After seeing the rheumatologists's report the G.P. said "sorry". Sorry is a hollow , consolation from one who should of known better. A G.P. who gives a 10 minute incorrect visual -diagnosis is inexcuseable. The consequence to the patient is devastating.
 
Legally,15 years ago I could of contested the ruling but when you are racked with pain,immobile and sick,logics may escape the patient along with future adverse consequences.
 
My rheumatoligist prescribed "gold" injection at 50mlg/weekly plus predisone I usually went to get a injection on a Monday visit to a G.P.
 
 One week,Monday was a holiday therefore in the previous week he had injected 50mlg. on a Monday and a Friday in the same week!  I received a terrible reaction.

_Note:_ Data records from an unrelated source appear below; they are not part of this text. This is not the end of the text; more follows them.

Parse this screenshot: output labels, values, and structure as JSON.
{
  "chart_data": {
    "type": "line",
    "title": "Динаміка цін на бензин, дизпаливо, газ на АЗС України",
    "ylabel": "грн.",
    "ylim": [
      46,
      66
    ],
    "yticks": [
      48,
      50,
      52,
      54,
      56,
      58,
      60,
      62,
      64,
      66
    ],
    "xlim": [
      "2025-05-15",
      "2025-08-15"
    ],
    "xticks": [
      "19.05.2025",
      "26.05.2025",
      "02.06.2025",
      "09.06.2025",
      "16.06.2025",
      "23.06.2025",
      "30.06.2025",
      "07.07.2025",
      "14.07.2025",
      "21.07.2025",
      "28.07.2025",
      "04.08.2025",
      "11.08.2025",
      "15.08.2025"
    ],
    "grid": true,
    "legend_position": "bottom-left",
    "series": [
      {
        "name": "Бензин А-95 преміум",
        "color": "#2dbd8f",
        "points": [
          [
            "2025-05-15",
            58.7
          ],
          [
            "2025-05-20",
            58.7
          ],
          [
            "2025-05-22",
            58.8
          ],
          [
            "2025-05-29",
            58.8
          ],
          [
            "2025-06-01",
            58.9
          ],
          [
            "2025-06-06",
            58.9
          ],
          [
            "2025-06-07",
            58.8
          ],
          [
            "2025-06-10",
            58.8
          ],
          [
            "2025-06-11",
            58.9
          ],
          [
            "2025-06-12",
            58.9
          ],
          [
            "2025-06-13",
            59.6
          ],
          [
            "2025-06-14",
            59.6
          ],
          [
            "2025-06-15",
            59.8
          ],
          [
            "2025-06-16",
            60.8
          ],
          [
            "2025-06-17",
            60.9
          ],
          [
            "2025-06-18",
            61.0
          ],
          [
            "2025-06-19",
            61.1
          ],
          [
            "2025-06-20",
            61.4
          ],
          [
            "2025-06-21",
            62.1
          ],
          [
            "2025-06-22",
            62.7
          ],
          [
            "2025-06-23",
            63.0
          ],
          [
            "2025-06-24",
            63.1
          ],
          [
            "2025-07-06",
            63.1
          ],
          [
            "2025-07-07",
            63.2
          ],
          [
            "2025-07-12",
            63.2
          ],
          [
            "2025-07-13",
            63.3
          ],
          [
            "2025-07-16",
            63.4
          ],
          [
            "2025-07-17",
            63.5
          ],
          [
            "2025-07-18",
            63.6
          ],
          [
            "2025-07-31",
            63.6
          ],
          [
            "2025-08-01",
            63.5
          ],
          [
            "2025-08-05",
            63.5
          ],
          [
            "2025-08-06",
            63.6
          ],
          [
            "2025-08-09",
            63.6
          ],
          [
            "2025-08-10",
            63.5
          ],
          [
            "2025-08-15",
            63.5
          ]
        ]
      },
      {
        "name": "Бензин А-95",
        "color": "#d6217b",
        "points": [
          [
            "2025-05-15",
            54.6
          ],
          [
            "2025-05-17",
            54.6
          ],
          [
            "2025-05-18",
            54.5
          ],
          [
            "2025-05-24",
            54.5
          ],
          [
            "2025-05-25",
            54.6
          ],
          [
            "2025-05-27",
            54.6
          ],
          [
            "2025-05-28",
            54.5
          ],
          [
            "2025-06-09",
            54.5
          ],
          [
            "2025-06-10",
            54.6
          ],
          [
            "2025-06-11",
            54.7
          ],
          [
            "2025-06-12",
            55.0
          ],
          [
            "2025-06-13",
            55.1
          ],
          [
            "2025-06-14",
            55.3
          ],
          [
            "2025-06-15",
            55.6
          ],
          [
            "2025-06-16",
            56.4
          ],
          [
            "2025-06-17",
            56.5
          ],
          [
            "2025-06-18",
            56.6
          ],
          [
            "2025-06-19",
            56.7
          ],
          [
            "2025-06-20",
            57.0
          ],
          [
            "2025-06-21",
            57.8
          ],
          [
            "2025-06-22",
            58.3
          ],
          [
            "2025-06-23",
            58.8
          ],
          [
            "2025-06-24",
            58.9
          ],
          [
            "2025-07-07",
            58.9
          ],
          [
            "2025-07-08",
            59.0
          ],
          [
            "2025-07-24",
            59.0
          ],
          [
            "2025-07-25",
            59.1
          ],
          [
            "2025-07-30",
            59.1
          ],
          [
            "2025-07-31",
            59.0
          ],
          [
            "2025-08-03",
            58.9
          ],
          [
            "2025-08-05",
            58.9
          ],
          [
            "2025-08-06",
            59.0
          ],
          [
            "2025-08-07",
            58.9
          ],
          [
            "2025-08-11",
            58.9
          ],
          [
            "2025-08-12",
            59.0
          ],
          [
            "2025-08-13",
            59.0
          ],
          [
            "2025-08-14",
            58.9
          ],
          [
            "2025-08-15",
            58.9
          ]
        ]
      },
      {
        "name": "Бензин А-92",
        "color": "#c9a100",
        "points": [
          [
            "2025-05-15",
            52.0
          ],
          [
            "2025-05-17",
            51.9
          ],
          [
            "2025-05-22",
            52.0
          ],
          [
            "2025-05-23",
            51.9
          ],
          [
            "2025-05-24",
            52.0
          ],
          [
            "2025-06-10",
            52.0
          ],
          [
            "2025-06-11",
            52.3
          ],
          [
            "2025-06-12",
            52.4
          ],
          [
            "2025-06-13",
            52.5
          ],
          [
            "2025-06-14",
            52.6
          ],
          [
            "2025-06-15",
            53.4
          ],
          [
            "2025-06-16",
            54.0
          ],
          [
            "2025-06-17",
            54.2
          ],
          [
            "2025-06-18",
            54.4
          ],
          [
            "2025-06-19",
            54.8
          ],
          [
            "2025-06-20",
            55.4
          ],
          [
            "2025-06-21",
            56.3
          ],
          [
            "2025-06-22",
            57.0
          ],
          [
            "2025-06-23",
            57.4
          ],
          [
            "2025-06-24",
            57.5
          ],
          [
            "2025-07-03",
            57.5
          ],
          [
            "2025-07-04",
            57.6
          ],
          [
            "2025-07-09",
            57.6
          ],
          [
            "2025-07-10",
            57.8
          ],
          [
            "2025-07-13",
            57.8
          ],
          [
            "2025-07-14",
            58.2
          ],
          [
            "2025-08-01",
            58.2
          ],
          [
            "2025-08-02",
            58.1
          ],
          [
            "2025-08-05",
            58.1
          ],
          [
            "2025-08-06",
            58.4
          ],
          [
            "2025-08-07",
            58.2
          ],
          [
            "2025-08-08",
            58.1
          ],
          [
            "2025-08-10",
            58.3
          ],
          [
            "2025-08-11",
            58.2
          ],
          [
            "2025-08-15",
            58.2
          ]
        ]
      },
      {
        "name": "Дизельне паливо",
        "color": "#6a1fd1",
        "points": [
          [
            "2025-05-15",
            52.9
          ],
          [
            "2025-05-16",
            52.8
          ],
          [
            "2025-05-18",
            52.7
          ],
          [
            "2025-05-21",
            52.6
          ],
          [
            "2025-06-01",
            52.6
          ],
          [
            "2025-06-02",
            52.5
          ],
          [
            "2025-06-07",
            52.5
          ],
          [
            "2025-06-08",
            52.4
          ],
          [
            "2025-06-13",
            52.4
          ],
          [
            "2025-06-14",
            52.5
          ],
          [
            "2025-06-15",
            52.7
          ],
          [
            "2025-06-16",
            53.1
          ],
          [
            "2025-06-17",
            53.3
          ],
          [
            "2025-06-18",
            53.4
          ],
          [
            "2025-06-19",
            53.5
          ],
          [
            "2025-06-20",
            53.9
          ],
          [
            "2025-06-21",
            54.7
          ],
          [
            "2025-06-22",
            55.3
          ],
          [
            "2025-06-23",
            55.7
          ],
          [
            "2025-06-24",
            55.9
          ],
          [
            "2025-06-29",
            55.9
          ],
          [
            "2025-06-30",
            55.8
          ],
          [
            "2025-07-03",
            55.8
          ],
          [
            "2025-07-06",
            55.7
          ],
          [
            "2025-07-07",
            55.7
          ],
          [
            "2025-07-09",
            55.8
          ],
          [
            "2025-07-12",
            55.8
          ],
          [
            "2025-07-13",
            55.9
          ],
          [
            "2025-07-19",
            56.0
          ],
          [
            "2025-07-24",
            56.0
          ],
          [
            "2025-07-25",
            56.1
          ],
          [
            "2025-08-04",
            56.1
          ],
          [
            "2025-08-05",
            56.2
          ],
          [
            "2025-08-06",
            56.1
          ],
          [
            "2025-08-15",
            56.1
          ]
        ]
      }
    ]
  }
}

My skin erupted with blisters all over my body.
 
I now realize the consequences that may arise due to a medical doctor who is unfamiliar about the disease itself and lack of knowledge in administration of a disease modifying drug (DMARD).
 
The gold was reduced to 25 mlg/weekly and predisone was added - ( should of switched to MTX at that point).
 
The rheumatologist was unaware of the double dose. I followed that regimen for 5 yrs. until the drug became totally ineffective.
 
My fingers and elbow joint became seriously deformed. Deformity or not that is another hallmark of the rheumatologist's mark of success.
 
I was on methotrexate starting at 7. 5 mg. but the drug was ineffective at the lower doseage. The doseage of MTX was slowly increased to 19.5 mg.(tablet}
 
I tried Arava,Plaquinel (HCQ) but found it ineffective. MTX was again tried by injection. MTX at 25mg. should of been utilized much earlier. The argument was that MTX  injection at 25 mg. would not help because 19 mg(tablet) was tried previously.
 
In my case,how wrong!  Now,I believe 25mg. MTX should of been tried when gold was found ineffective.  However treatment regimen have changed over the years.
 
To-day,rheumatoligists and internists administer "full dose" MTX at onset of disease.
 
Currently I am on 25mg. injection MTX and Sulfasalazine  500mg.  Predisone is used for flare-ups. 
 
 I believe there is too much emphasis on"morning stiffness" to gauge  the TRUE activity of rheumatoid arthritis. In my case morning stiffness was always present. 
 
I also believe in "second opinions" at certain stages.
 
The patient knows if a medication is "working" towards their benefit or not. In the past rheumatologists used "valuable  wasted time "to determine the effectiveness of certain DMARD's.
 
How a patient feels and effectively perform their"normal" day to day chores is the prime important criteria.
 
Patients should be more involved in co-managing and researching more about their disease. Ten years ago mutiple DMARD therapy was not contemplated
 
I now   have osteoarthritis,ra and osteoporosis . I hope someone can benefit from my past mistakes.
 
Gold therapy as a DMARD is discontinued.